Fail-closed by default

Audit behavior is controlled under governance.audit:

yaml
governance:
  audit:
    enabled: true            # default; false disables audit entirely (dev only)
    required: true           # refuse to start unless ≥1 sink is serving
    on_failure: fail_closed  # default
    sinks:
      - kind: dev.mcpg.builtin.audit.local-file
        config: { path: "/var/log/mcpg/audit.log" }
on_failureBehavior
fail_closed (default)If a sink fails to durably persist an event, the calling site treats it as a Deny — a sink outage stops traffic. Highest-strength compliance posture.
fail_openFailures are metered and logged; traffic continues. Dev / CI only.

With required: true, the gateway refuses to boot unless at least one audit sink is serving. Two allow-listed high-volume events (tool.call.allowed, tool.call.completed) can be toggled off for cost; deny and challenge events always emit regardless of configuration.

Sinks

Audit is fan-out: every event reaches every registered sink, each sink acknowledges durable persistence, and the gateway meters mcpg_audit_emits_total{sink_id, outcome} to detect partial failure.

SinkUse
dev.mcpg.builtin.audit.local-fileShips built in. Writes hash-chained JSONL to a file (O_APPEND, crash-safe) — point a SIEM forwarder (filebeat, vector, fluentbit) at it. Also supports stdout for container log scraping.

Operators add off-node sinks as their own plugins for production — CloudTrail, Datadog Audit Logs, Splunk HEC, Elasticsearch, Kafka, an S3 object-lock archive, or a PCI-segregated SIEM. List each one as another sinks[] entry; every event fans out to all of them:

yaml
governance:
  audit:
    sinks:
      - kind: dev.mcpg.builtin.audit.local-file
        config: { path: "/var/log/mcpg/audit.log" }
      - kind: dev.acme.s3-archive          # append-only, object-locked
        config: { bucket: "acme-mcpg-audit", region: "us-east-1" }

Production guidance. The local file is the audit-of-last-resort: a compromised node can tamper with its own log. Always register at least one append-only off-node sink so the integrity record lives somewhere the gateway node cannot rewrite.

Compliance mapping

The audit lane is built to satisfy the "every access attempt logged" requirement common to enterprise frameworks — SOC 2 (CC6.1 / CC6.6: every authorization decision), HIPAA 164.312(b) (every access to identifiable resources), PCI-DSS 10.2 (every charge / capture / refund with receipt fields), GDPR 30.1.b (records of processing activities), and ISO 27001 A.12.4 (event logging and log protection).
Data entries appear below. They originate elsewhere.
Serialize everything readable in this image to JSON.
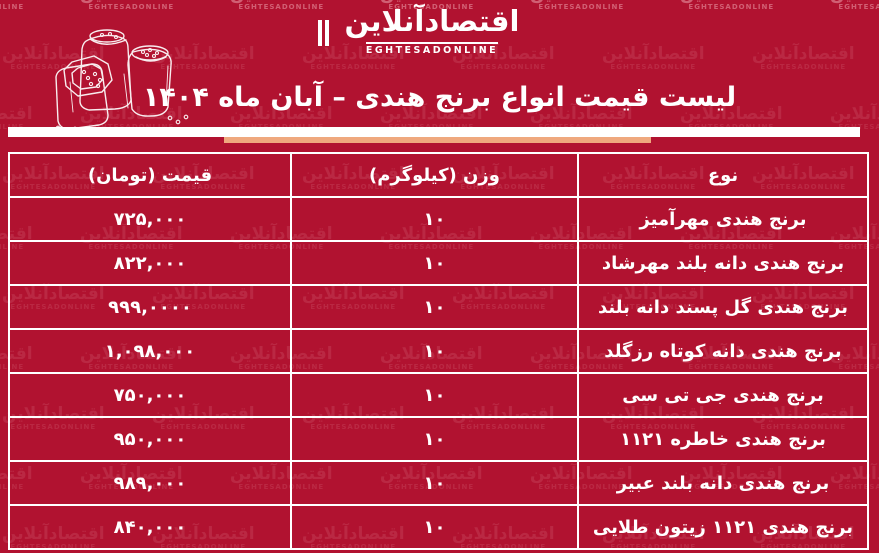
{
  "page": {
    "background_color": "#b11230",
    "accent_bar_color": "#efa87e",
    "text_color": "#ffffff"
  },
  "brand": {
    "logo_fa": "اقتصادآنلاین",
    "logo_en": "EGHTESADONLINE",
    "watermark_fa": "اقتصادآنلاین",
    "watermark_en": "EGHTESADONLINE"
  },
  "header": {
    "title": "لیست قیمت انواع برنج هندی – آبان ماه ۱۴۰۴",
    "illustration": "rice-sacks-line-art"
  },
  "table": {
    "columns": [
      "نوع",
      "وزن (کیلوگرم)",
      "قیمت (تومان)"
    ],
    "rows": [
      {
        "type": "برنج هندی مهرآمیز",
        "weight": "۱۰",
        "price": "۷۲۵,۰۰۰"
      },
      {
        "type": "برنج هندی دانه بلند مهرشاد",
        "weight": "۱۰",
        "price": "۸۲۲,۰۰۰"
      },
      {
        "type": "برنج هندی گل پسند دانه بلند",
        "weight": "۱۰",
        "price": "۹۹۹,۰۰۰۰"
      },
      {
        "type": "برنج هندی دانه کوتاه رزگلد",
        "weight": "۱۰",
        "price": "۱,۰۹۸,۰۰۰"
      },
      {
        "type": "برنج هندی جی تی سی",
        "weight": "۱۰",
        "price": "۷۵۰,۰۰۰"
      },
      {
        "type": "برنج هندی خاطره ۱۱۲۱",
        "weight": "۱۰",
        "price": "۹۵۰,۰۰۰"
      },
      {
        "type": "برنج هندی دانه بلند عبیر",
        "weight": "۱۰",
        "price": "۹۸۹,۰۰۰"
      },
      {
        "type": "برنج هندی ۱۱۲۱ زیتون طلایی",
        "weight": "۱۰",
        "price": "۸۴۰,۰۰۰"
      }
    ]
  }
}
Because events are structured (actor, action, resource, outcome) with a stable wire schema, the same jq/SIEM query answers the auditor's question directly:

bash
# Every tool call by a user in the last 24h (SOC 2 CC6.1)
jq -c 'select(.actor.subject_id == "alice@corp"
           and (.action | startswith("mcpg.tool.call.")))' \
  /var/log/mcpg/audit.log

See the Compliance statement for MCPG's protocol conformance posture, and the configuration reference for the full governance.audit schema.